‘Clothes [do usually] maketh the man’ (or whatever that one person said)
I absolutely would not deem myself a stylish person and not in the cute-messy-baggy-clothes-but-still-looks-like-a-god kind of not stylish (which for a while I thought was my category) but in the very literal I do not know how exactly to put clothes together kind of way. I like a few tops, yes. I like a few jeans, sure. But I cannot really define a style from that alone.
My mom has dressed me up for a very long time and it is not a forceful thing or serious thing, it was just always a joint effort on my style, we do the shopping together, come to a mutual consensus on what to buy and my mum puts the clothes together in anyway that she sees fit, which was very fine by me because I trusted her style and still do but it took only a few months by myself to realize that I do not trust my own.
The part about university that I was most excited about was dressing up myself, This whole new fashion world was opened up to me and I was ever so ready to leap in but when I did I, surprisingly, drowned. I struggled with shoes, with shirts and dresses, I was confused and scared. The outfits I was conjuring in my head the night before had collapsed once I put them on. I felt silly with every top, belt, and hair-do, I wasn’t feeling myself at all (Forgive me Onika).
You see I’ve had a lot of style phases- like the ” I’m a child and if I want to wear a rainbow colored pantyhose under this hot pink dress I will.” phase, the very delightful “I’m going to be buried in my ripped jeans otherwise I will not rest in peace.” phase and so on. There are a ton of fashion milestones in my life which have shaped up the incredible mess that I am today and I will only remain grateful for them.
Sometimes I think it is the utter lack of confidence I have in myself, I mean that is usually the number #1 problem. People like to say that it’s your confidence that carries an outfit and the ‘packaging’ and of course I agree, I’ve watched too much “Who Wore It Better?” clips to even think of disagreeing. There are definitely some people that even if they wore a potato sack and one bathroom slippers they would still look absolutely perfect, because they carry the look so well you’d only look dumb for disagreeing with them. Oh what I would give to make everyone look dumb for disagreeing with my choice of clothing.

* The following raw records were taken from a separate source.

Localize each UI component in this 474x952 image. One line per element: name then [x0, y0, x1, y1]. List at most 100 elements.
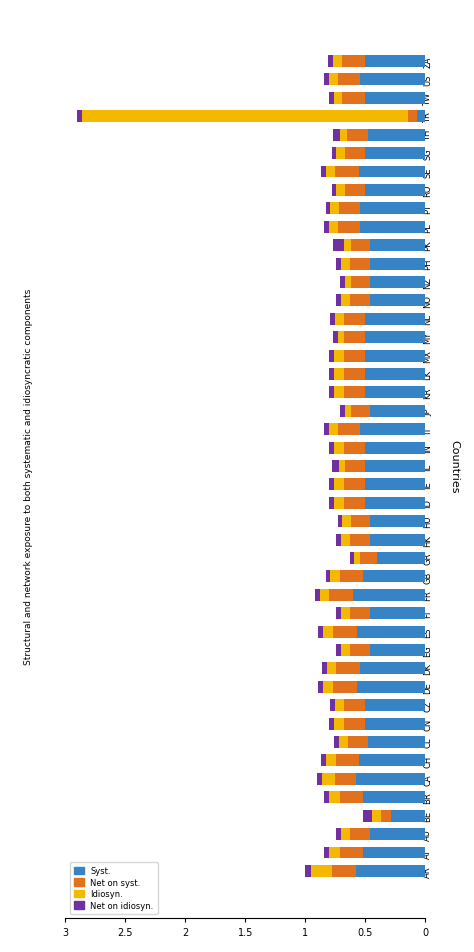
Bar: [337, 148, 345, 160]
Bar: [323, 626, 333, 638]
Bar: [353, 589, 425, 601]
Bar: [82, 111, 408, 123]
Bar: [341, 295, 349, 307]
Bar: [345, 406, 351, 417]
Bar: [363, 810, 372, 822]
Bar: [337, 755, 359, 766]
Bar: [381, 810, 392, 822]
Bar: [349, 534, 370, 546]
Bar: [334, 368, 344, 381]
Bar: [342, 516, 351, 527]
Bar: [331, 148, 337, 160]
Bar: [331, 461, 339, 472]
Bar: [344, 387, 365, 399]
Bar: [326, 167, 335, 178]
Bar: [339, 736, 348, 748]
Bar: [330, 571, 340, 583]
Bar: [315, 589, 319, 601]
Bar: [365, 350, 425, 362]
Bar: [329, 424, 337, 436]
Bar: [340, 571, 363, 583]
Bar: [329, 589, 353, 601]
Bar: [326, 571, 330, 583]
Bar: [335, 313, 344, 326]
Bar: [367, 129, 425, 142]
Y-axis label: Countries: Countries: [449, 440, 459, 493]
Bar: [365, 461, 425, 472]
Bar: [337, 258, 341, 270]
Bar: [341, 645, 349, 656]
Bar: [372, 810, 381, 822]
Bar: [324, 74, 329, 87]
Bar: [344, 313, 365, 326]
Bar: [392, 810, 425, 822]
Bar: [349, 295, 370, 307]
Bar: [348, 736, 367, 748]
Bar: [340, 791, 363, 803]
Bar: [337, 607, 341, 620]
Bar: [370, 277, 425, 288]
Bar: [357, 626, 425, 638]
Bar: [370, 406, 425, 417]
Bar: [324, 791, 329, 803]
Bar: [360, 74, 425, 87]
Bar: [349, 258, 370, 270]
Bar: [324, 222, 329, 233]
Bar: [340, 277, 345, 288]
Bar: [342, 56, 365, 68]
Bar: [351, 406, 370, 417]
Bar: [334, 350, 344, 362]
Bar: [333, 129, 340, 142]
Bar: [351, 240, 370, 252]
Bar: [365, 497, 425, 509]
Bar: [344, 700, 365, 711]
Bar: [339, 203, 360, 215]
Bar: [326, 755, 337, 766]
Bar: [370, 607, 425, 620]
Bar: [345, 148, 365, 160]
Bar: [367, 736, 425, 748]
Bar: [330, 700, 335, 711]
Bar: [334, 479, 344, 491]
Bar: [359, 755, 425, 766]
Bar: [341, 828, 349, 841]
Bar: [370, 516, 425, 527]
Bar: [329, 442, 334, 454]
Bar: [357, 681, 425, 693]
Bar: [321, 167, 326, 178]
Bar: [329, 222, 337, 233]
Bar: [345, 185, 365, 197]
Bar: [305, 865, 311, 877]
Bar: [337, 534, 341, 546]
Bar: [351, 277, 370, 288]
Bar: [344, 240, 351, 252]
Bar: [370, 828, 425, 841]
Bar: [351, 516, 370, 527]
Legend: Syst., Net on syst., Idiosyn., Net on idiosyn.: Syst., Net on syst., Idiosyn., Net on id…: [70, 863, 158, 914]
Bar: [326, 203, 330, 215]
Bar: [334, 442, 344, 454]
Bar: [344, 368, 365, 381]
Bar: [337, 74, 360, 87]
Bar: [337, 828, 341, 841]
Bar: [337, 295, 341, 307]
Bar: [329, 479, 334, 491]
Bar: [333, 626, 357, 638]
Bar: [335, 700, 344, 711]
Bar: [360, 203, 425, 215]
Bar: [356, 865, 425, 877]
Bar: [329, 368, 334, 381]
Bar: [365, 368, 425, 381]
Bar: [363, 791, 425, 803]
Bar: [335, 167, 359, 178]
Bar: [331, 865, 356, 877]
Bar: [340, 129, 347, 142]
Bar: [333, 240, 344, 252]
Bar: [322, 773, 335, 785]
Bar: [370, 258, 425, 270]
Bar: [342, 92, 365, 105]
Bar: [334, 497, 344, 509]
Bar: [322, 663, 327, 675]
Bar: [329, 497, 334, 509]
Bar: [365, 718, 425, 730]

I’ve tried to fix this the same way I fix all my existential crises- by reading. I went through a great number of articles (2) to only come out with one good theory that did not completely sound like a cat poster. I read somewhere that sometimes you are not honoring your body, in the sense that you need to find out what flatters your body, not exactly get what you like but get what would make your body look nice in its own way. This has to be the ultimate reason for me wearing only high-waisted jeans for the greater part of my life, because I feel that my waist is very low and if I wear normal jeans I would only be betraying my low-waist. Although I think this contradicts the confidence theory because if I’m confident in what I’m wearing doesn’t that mean I’m flattering my body already? But perhaps it also works hand-in-hand; If you find what flatters your body, you’re supposed to like it, then you are supposed to be confident in it because you like it, like a very fashionable chain effect.
Everyone has their style that is unique to them, I state and believe this because I do not think I have ever set my eyes on a really bad fit simply due to the fact that in my head it’s always been; “If this person likes what they’re wearing then what they’re wearing is great.” But then I never like what I’m wearing so does that translate that what I’m wearing is not ‘great’. I tend to feel a certain way about the top or the body fit of the skirt or how my sneakers look on my feet. I have just simply found it exceedingly hard to extend the blind trust I have in other people’s dress sense to myself.
I plan on making myself more comfortable in my body, having fashion icons that look like me, skin wise and body wise on my Instagram and Pinterest and experiment more. Maybe one day I’ll have comfort in my clothes, flatter my body and have the confidence to carry it to the finish line but right now I’m at home and so I am shamelessly going to keep pretending that I am the first type of not stylish.